In [12]:
import torch
from torch import nn
from torchvision import datasets, transforms
from torch import optim

In [13]:
#Next, we will define transforms for the preprocessing of our image data:
transform = transforms.Compose([transforms.ToTensor(),transforms.Normalize((0.5,), (0.5,)),])


In [14]:
#Let's define the batch_size to divide our dataset into chunks to be fed into the model:
batch_size = 64

In [15]:
# Next, we will pull the dataset from torchvision and apply the transform and create batches. 
# For this, we will first create a training dataset

trainset = datasets.FashionMNIST('~/.pytorch/F_MNIST_data/',download=True, train=True, transform=transform)
trainloader = torch.utils.data.DataLoader(trainset, batch_size=batch_size, shuffle=True)

In [57]:
# Now, let's create the testset:
testset = datasets.FashionMNIST('~/.pytorch/F_MNIST_data/', download=True, train=False, transform=transform)
testloader = torch.utils.data.DataLoader(testset, batch_size=batch_size, shuffle=True)

In [17]:
#Now our main task is to define the neural network class, which has to be a subclass of nn.Module:
class FashionNetwork(nn.Module):
    
    #we define the init method for the class:
    def __init__(self):
        super().__init__()
        
        #We need to define the layers for our model within init. 
        #The first hidden layer looks like the following:
        self.hidden1 = nn.Linear(784, 256)
        
        #Now we will define the second hidden layer:
        self.hidden2 = nn.Linear(256, 128)
        
        #Then we will define our output layer:
        self.output = nn.Linear(128, 10)
        
        #We will define our softmax activation for our last layer:
        self.softmax = nn.Softmax(dim=1)
        
        #Finally, we will define the activation function in the inner layers:
        self.activation = nn.ReLU()
    
    #Let's start with the forward() method in the class, passing in the input:
    def forward(self, x):
        
        #Now we will move the input to the first hidden layer, with 256 nodes:
        x = self.hidden1(x)
        
        #Next, we pass the outputs from the first hidden layer through the activation
        #function, which in our case is ReLU:
        x = self.activation(x)
        
        #We will repeat the same for the second layer, which has 128 nodes, and pass it
        #through ReLU
        x = self.hidden2(x)
        x = self.activation(x)
        
        #Now we pass the last output layer, with 10 output classes:
        x = self.output(x)
        
        #Then we will push the output using the softmax function
        output = self.softmax(x)
        
        #Finally, we return the output tensor:
        return output 


In [18]:
#We will then create the network object:
model = FashionNetwork()

#Let's have a quick look at our model:
print(model)

FashionNetwork(
  (hidden1): Linear(in_features=784, out_features=256, bias=True)
  (hidden2): Linear(in_features=256, out_features=128, bias=True)
  (output): Linear(in_features=128, out_features=10, bias=True)
  (softmax): Softmax(dim=1)
  (activation): ReLU()
)


In [19]:
#We will start by importing the optim module:
from torch import optim

In [20]:
#Next, we will create an optimizer object. We will use the Adam optimizer and pass model parameters:
optimizer = optim.Adam(model.parameters())


In [21]:
#To check for the defaults of the optimizer, you can do the following:
optimizer.defaults

{'lr': 0.001,
 'betas': (0.9, 0.999),
 'eps': 1e-08,
 'weight_decay': 0,
 'amsgrad': False}

In [22]:
#You can also add the learning rate as an additional parameter:
optimizer = optim.Adam(model.parameters(), lr=3e-3)

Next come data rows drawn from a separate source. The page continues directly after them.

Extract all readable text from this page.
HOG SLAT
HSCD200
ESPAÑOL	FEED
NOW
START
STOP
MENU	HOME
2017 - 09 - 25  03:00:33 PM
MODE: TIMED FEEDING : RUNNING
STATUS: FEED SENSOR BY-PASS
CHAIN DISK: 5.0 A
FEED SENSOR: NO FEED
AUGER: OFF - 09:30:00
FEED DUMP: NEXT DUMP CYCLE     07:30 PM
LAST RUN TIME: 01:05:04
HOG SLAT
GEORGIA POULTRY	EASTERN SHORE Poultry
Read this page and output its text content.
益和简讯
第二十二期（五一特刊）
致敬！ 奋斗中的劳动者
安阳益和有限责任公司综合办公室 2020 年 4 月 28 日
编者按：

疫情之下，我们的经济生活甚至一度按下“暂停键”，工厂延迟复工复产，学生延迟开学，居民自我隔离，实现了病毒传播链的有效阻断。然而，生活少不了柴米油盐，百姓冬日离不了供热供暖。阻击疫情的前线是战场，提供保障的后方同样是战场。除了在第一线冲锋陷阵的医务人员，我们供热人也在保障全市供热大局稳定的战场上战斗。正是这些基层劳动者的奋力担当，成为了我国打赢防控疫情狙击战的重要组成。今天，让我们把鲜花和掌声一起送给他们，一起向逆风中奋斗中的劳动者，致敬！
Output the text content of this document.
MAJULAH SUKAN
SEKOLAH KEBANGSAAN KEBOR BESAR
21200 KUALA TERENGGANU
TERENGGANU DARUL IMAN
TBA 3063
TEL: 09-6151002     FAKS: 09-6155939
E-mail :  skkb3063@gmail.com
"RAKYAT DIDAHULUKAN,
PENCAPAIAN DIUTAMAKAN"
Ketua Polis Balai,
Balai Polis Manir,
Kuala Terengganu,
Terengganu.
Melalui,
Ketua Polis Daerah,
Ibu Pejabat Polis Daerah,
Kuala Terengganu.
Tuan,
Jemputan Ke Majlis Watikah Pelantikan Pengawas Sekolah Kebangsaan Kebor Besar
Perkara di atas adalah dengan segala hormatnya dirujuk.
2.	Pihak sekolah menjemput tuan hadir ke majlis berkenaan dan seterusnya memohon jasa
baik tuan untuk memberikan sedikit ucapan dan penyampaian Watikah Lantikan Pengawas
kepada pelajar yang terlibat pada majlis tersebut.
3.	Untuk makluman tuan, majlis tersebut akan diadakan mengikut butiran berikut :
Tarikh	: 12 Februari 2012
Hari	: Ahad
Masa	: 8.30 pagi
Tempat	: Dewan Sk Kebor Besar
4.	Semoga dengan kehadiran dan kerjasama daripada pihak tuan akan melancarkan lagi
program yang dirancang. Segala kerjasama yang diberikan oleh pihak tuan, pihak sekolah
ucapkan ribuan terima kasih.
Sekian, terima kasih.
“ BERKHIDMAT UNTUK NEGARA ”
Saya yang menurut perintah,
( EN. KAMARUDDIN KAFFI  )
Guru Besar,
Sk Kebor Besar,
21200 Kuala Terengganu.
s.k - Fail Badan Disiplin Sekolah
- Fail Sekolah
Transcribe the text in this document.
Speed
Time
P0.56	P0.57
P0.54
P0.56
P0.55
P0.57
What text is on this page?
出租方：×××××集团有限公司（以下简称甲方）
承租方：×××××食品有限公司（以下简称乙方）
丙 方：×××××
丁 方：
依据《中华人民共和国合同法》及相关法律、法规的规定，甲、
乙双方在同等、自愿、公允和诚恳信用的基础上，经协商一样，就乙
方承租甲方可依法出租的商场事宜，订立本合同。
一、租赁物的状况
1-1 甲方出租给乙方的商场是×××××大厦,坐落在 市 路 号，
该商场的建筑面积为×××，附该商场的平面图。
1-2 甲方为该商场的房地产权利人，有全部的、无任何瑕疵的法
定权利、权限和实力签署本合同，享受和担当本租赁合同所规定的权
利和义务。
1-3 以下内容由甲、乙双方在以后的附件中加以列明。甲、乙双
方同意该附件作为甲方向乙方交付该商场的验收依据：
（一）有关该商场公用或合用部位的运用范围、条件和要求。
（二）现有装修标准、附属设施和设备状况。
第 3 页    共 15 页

#Now we will start training our model, starting with the number of epochs:
epoch = 10

criterion = nn.NLLLoss()

In [23]:
# We will then start the loop:
for _ in range(epoch):
    
    #We initialize running_loss as 0:
    running_loss = 0
    
    #We will iterate through each image in training the image loader, which we defined
    #in an earlier recipe in this chapter: Defining the neural network class:
    
    for image, label in trainloader:
        
        #We then reset the gradients to zero
        optimizer.zero_grad()
        
        #Next, we will reshape the image:
        image = image.view(image.shape[0],-1)
        
        #Then we get the prediction from the model:
        pred = model(image)
        
        #Then we calculate the loss/error:
        loss = criterion(pred, label)
        
        #Then we call the .backward() method on the loss:
        loss.backward()
        
        #Then we call the .step() method on the optimizer:
        optimizer.step()
        
        #Then we append to the running loss:
        running_loss += loss.item()
        
        #Finally, we will print the loss after each epoch:
    print(f'Training loss: {running_loss/len(trainloader):.4f}')



Training loss: -0.7199
Training loss: -0.7410
Training loss: -0.7368
Training loss: -0.7277
Training loss: -0.7356
Training loss: -0.7370
Training loss: -0.7388
Training loss: -0.7402
Training loss: -0.7363
Training loss: -0.7421


In [31]:
pred[3]

tensor([0., 1., 0., 0., 0., 0., 0., 0., 0., 0.], grad_fn=<SelectBackward>)

In [32]:
pred[2]

tensor([0.0000e+00, 0.0000e+00, 0.0000e+00, 0.0000e+00, 2.7162e-35, 0.0000e+00,
        0.0000e+00, 0.0000e+00, 1.0000e+00, 0.0000e+00],
       grad_fn=<SelectBackward>)

In [36]:
image.view(image.shape[0],-1)

torch.Size([32, 784])

In [37]:
image.shape[0]

32

In [41]:
len(trainloader)

938

In [43]:
label

tensor([8, 3, 5, 5, 3, 7, 9, 5, 3, 3, 7, 5, 8, 8, 4, 4, 3, 5, 9, 4, 5, 3, 3, 1,
        3, 7, 9, 0, 0, 8, 2, 5])

In [50]:
image.view(image.shape[0],-1).size()

torch.Size([32, 784])

In [51]:
image.size()

torch.Size([32, 1, 28, 28])

In [52]:
28*28

784